Stripping, cataloguing and evaluating the components from the fuselage has been underway for several months. Work continues with other major assemblies: wings, undercarriage, engine frame, etc. to facilitate further inspection and transportation.
The project is now moving into a structuring phase. An undertaking of this nature is clearly a large and complex exercise, and attempting just to wing it (we must be allowed an aviation pun on this topic) will be a total disaster. We are fortunate to have several volunteers with experience of various aspects of setting up and managing projects of this scale, and with examples in aeronautical engineering. Anyone with project management experience will be familiar with a 'WBS' - Work Breakdown Structures - and we are currently focusing on developing one of those for (re)building a Spitfire. This will be followed by a Charter, detailed project structure with roles and responsibilities, and a 'PEP' - Project Execution Plan - to give us the more detailed way forward.

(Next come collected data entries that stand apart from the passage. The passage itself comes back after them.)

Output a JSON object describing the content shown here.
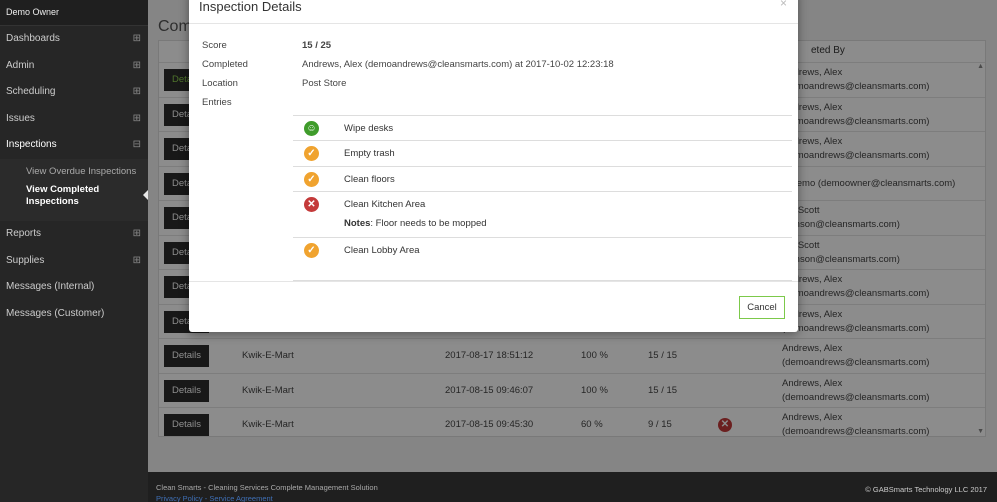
{
  "sidebar": {
    "owner": "Demo Owner",
    "items": [
      {
        "label": "Dashboards",
        "expand": "⊞"
      },
      {
        "label": "Admin",
        "expand": "⊞"
      },
      {
        "label": "Scheduling",
        "expand": "⊞"
      },
      {
        "label": "Issues",
        "expand": "⊞"
      },
      {
        "label": "Inspections",
        "expand": "⊟"
      }
    ],
    "subitems": [
      {
        "label": "View Overdue Inspections"
      },
      {
        "label": "View Completed Inspections"
      }
    ],
    "items_after": [
      {
        "label": "Reports",
        "expand": "⊞"
      },
      {
        "label": "Supplies",
        "expand": "⊞"
      },
      {
        "label": "Messages (Internal)",
        "expand": ""
      },
      {
        "label": "Messages (Customer)",
        "expand": ""
      }
    ]
  },
  "main": {
    "title_partial": "Comp",
    "completed_by_header_partial": "eted By",
    "details_label": "Details",
    "rows": [
      {
        "location": "",
        "completed": "",
        "percent": "",
        "score": "",
        "by1": "Andrews, Alex",
        "by2": "(demoandrews@cleansmarts.com)"
      },
      {
        "location": "",
        "completed": "",
        "percent": "",
        "score": "",
        "by1": "Andrews, Alex",
        "by2": "(demoandrews@cleansmarts.com)"
      },
      {
        "location": "",
        "completed": "",
        "percent": "",
        "score": "",
        "by1": "Andrews, Alex",
        "by2": "(demoandrews@cleansmarts.com)"
      },
      {
        "location": "",
        "completed": "",
        "percent": "",
        "score": "",
        "by1": "r, Demo (demoowner@cleansmarts.com)",
        "by2": ""
      },
      {
        "location": "",
        "completed": "",
        "percent": "",
        "score": "",
        "by1": "on, Scott",
        "by2": "johnson@cleansmarts.com)"
      },
      {
        "location": "",
        "completed": "",
        "percent": "",
        "score": "",
        "by1": "on, Scott",
        "by2": "johnson@cleansmarts.com)"
      },
      {
        "location": "",
        "completed": "",
        "percent": "",
        "score": "",
        "by1": "Andrews, Alex",
        "by2": "(demoandrews@cleansmarts.com)"
      },
      {
        "location": "",
        "completed": "",
        "percent": "",
        "score": "",
        "by1": "Andrews, Alex",
        "by2": "(demoandrews@cleansmarts.com)"
      },
      {
        "location": "Kwik-E-Mart",
        "completed": "2017-08-17 18:51:12",
        "percent": "100 %",
        "score": "15 / 15",
        "by1": "Andrews, Alex",
        "by2": "(demoandrews@cleansmarts.com)"
      },
      {
        "location": "Kwik-E-Mart",
        "completed": "2017-08-15 09:46:07",
        "percent": "100 %",
        "score": "15 / 15",
        "by1": "Andrews, Alex",
        "by2": "(demoandrews@cleansmarts.com)"
      },
      {
        "location": "Kwik-E-Mart",
        "completed": "2017-08-15 09:45:30",
        "percent": "60 %",
        "score": "9 / 15",
        "by1": "Andrews, Alex",
        "by2": "(demoandrews@cleansmarts.com)"
      }
    ]
  },
  "modal": {
    "title": "Inspection Details",
    "close": "×",
    "score_label": "Score",
    "score_value": "15 / 25",
    "completed_label": "Completed",
    "completed_value": "Andrews, Alex (demoandrews@cleansmarts.com) at 2017-10-02 12:23:18",
    "location_label": "Location",
    "location_value": "Post Store",
    "entries_label": "Entries",
    "entries": [
      {
        "label": "Wipe desks",
        "icon": "smile-icon",
        "glyph": "☺"
      },
      {
        "label": "Empty trash",
        "icon": "check-icon",
        "glyph": "✓"
      },
      {
        "label": "Clean floors",
        "icon": "check-icon",
        "glyph": "✓"
      },
      {
        "label": "Clean Kitchen Area",
        "icon": "fail-icon",
        "glyph": "✕",
        "notes_label": "Notes",
        "notes": ": Floor needs to be mopped"
      },
      {
        "label": "Clean Lobby Area",
        "icon": "check-icon",
        "glyph": "✓"
      }
    ],
    "cancel_label": "Cancel"
  },
  "footer": {
    "left": "Clean Smarts - Cleaning Services Complete Management Solution",
    "privacy": "Privacy Policy",
    "sep": "-",
    "service": "Service Agreement",
    "right": "© GABSmarts Technology LLC 2017"
  }
}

In the meantime, administrative activities are continuing, such as specifying processes to ensure that we comply with all relevant Safety, Health, Environment, Quality, Legal and Risk Management requirements, both the SAAF's, and the aviation authorities'. Work is also continuing to get our workshop and related facilities up to the required standards.
The project continues to receive excellent publicity and interest. This website is active and actively visited, as are other related ones and Facebook pages. There is frequent interaction with other organisations who are interested in participating - either through sponsorship, or actively in the engineering work required.
No-one is under any illusions about the magnitude of the task we are undertaking, but equally well, the commitment and enthusiasm for such a worthwhile project, both amongst our volunteers, and in the global aviation fraternity generally, is enormous. We look forward to continuing to press forward effectively, and to keep you posted as we make progress.